Title: Comparisons of pollen substitute diets for honey bees: consumption rates by colonies and effects on brood and adult populations.

item Degrandi-hoffman, Gloria
item Wardell, Gordon
item Ahumada-segura, Fabiana
item Rinderer, Thomas
item Danka, Robert - Bob
item Pettis, Jeff

Submitted to: Journal of Apicultural Research
Publication Type: Peer Reviewed Journal
Publication Acceptance Date: 6/22/2008
Publication Date: 12/1/2008
Citation: Degrandi-Hoffman, G., Wardell, G., Ahumada-Segura, F., Rinderer, T.E., Danka, R.G., Pettis, J. 2008. Comparisons of pollen substitute diets for honey bees: consumption rates by colonies and effects on brood and adult populations. Journal of Apicultural Research 47(4):265-270

Interpretive Summary: An important part of commercial beekeeping is the rental of bees for pollination. Almond pollination presents special difficulties since it occurs in mid-February when honey bee colonies tend to be at their smallest. Yet, large colonies are required. One way to produce larger colonies is to feed them, especially with protein food which is naturally lacking in January and February. A comparison of four commercial diets showed that two of them were eaten by bees and supported the production of brood which increased the size of colonies; however, one of these feeds supported the production of significantly larger colonies. This food, MegaBee feed, is the product of ARS research.
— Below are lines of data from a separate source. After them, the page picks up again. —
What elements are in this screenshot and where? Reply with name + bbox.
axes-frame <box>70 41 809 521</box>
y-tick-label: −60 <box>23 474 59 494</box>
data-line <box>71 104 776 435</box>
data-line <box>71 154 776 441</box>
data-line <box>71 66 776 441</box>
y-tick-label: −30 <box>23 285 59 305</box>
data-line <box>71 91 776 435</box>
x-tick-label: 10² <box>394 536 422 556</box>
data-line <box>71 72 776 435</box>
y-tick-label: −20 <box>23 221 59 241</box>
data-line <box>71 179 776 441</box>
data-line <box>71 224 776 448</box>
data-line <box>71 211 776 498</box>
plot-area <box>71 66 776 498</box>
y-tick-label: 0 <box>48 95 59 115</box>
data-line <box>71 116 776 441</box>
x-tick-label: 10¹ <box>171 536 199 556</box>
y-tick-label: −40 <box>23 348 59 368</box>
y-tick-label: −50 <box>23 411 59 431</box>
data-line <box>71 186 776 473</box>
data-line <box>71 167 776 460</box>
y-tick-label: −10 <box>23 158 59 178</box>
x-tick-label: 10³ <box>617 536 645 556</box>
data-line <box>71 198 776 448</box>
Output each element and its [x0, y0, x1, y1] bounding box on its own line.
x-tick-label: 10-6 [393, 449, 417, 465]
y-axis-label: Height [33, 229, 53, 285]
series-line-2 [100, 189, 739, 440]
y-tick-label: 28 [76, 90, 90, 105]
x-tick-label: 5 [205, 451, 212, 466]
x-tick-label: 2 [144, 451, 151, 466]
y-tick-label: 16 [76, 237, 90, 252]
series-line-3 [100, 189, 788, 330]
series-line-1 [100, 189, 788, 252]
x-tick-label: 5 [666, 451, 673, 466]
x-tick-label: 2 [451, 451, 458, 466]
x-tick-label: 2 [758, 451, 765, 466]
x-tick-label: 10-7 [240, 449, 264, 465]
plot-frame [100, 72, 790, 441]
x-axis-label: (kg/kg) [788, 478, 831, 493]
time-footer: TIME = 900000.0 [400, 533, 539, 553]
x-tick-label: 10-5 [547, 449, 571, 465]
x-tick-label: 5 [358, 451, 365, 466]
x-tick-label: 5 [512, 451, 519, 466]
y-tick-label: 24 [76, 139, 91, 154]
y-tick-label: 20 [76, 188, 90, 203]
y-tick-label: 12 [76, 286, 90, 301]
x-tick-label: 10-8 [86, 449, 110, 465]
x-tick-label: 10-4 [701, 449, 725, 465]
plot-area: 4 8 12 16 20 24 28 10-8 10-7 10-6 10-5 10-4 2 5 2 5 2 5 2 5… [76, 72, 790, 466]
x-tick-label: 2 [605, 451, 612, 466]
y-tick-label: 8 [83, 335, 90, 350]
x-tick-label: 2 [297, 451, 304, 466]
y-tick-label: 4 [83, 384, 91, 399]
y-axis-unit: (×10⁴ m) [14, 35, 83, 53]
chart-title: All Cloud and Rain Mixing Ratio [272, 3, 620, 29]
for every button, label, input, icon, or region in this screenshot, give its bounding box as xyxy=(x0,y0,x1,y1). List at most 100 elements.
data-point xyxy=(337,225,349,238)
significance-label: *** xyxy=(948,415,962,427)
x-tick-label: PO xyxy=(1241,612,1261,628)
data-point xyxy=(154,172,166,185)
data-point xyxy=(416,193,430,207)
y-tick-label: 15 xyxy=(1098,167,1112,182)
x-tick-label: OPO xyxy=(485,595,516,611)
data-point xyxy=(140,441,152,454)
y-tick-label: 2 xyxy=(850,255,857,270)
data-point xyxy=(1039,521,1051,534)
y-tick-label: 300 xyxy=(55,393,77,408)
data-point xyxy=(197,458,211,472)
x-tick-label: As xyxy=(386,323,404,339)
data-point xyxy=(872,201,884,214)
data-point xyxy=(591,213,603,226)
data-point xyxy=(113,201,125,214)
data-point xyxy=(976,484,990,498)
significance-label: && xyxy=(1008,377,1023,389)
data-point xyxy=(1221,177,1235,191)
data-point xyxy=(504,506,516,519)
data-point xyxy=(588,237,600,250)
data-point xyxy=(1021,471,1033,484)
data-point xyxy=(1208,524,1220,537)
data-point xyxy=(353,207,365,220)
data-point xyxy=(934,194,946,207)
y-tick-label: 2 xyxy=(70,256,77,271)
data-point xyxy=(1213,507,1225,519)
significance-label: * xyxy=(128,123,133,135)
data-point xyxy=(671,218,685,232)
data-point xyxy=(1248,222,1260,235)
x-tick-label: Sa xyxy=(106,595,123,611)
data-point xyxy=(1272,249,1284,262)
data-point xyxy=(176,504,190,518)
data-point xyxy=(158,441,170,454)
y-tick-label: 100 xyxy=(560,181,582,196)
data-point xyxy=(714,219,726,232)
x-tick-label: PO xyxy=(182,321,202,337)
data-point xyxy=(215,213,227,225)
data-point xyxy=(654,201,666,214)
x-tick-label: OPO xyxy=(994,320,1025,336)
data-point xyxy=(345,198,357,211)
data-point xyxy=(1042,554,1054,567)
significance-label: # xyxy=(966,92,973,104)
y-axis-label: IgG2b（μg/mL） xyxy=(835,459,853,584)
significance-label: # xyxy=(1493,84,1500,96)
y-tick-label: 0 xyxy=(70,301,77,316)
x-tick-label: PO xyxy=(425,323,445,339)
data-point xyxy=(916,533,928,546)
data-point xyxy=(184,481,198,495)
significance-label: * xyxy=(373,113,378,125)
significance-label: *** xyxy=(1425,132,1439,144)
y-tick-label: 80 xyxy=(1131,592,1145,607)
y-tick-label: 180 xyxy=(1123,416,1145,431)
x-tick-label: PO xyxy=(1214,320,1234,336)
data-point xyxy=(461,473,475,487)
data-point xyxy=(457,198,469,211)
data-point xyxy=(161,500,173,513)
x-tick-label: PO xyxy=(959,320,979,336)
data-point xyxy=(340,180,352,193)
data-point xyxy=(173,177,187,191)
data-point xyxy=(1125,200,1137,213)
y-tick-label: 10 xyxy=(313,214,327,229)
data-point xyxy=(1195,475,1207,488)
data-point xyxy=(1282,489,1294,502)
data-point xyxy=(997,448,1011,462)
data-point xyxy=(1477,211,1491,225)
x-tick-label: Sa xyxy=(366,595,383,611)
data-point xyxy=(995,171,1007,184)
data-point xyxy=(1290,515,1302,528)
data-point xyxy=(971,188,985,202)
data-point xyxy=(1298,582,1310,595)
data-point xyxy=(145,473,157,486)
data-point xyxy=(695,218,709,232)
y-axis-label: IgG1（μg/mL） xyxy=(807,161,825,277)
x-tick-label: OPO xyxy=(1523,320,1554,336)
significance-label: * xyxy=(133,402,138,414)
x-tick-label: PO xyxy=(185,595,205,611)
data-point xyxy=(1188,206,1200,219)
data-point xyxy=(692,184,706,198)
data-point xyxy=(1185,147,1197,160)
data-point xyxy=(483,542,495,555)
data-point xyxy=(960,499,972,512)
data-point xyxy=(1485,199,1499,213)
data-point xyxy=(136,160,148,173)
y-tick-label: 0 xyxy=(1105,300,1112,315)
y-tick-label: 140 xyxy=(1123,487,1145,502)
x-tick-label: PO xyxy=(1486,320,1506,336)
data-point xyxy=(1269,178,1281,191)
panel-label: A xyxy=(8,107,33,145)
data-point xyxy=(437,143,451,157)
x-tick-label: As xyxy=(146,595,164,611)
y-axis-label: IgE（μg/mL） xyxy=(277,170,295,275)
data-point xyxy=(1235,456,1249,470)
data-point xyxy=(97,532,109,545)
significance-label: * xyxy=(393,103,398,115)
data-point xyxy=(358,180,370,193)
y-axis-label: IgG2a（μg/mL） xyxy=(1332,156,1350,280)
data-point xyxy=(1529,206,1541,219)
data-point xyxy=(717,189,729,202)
Technical Abstract: Commercially available pollen substitute diets for honey bees (Apis mellifera L.) were evaluated for consumption and colony growth (brood and adult populations) and compared with pollen cake and high fructose corn syrup (HFCS). Two trials were conducted; the first for 3 months during the fall and winter and a second for 2 months in the summer. The diets tested were FeedBee, BeePro, and MegaBee (liquid and patty form) in Trial 1 and BeePro and MegaBee patty in Trial 2. In both Trials, BeePro and MegaBee patty were consumed at rates that were comparable to pollen cake. Colonies consumed significantly less FeedBee than the other diets. There was a significant relationship between the amount of diet consumed and the change in brood area and adult population size in both Trials. Colonies fed MegaBee patty produced significantly more brood than those fed pollen cake or any other diet in Trial 1. The lowest brood production occurred in colonies fed FeedBee or HFCS. Adult populations in colonies fed MegaBee liquid or patty did not differ from those fed pollen cake, and were significantly larger than colonies fed BeePro or FeedBee. In Trial 1, when some pollen was being collected by colonies, BeePro and MegaBee did not differ from pollen cake in brood or adult population growth.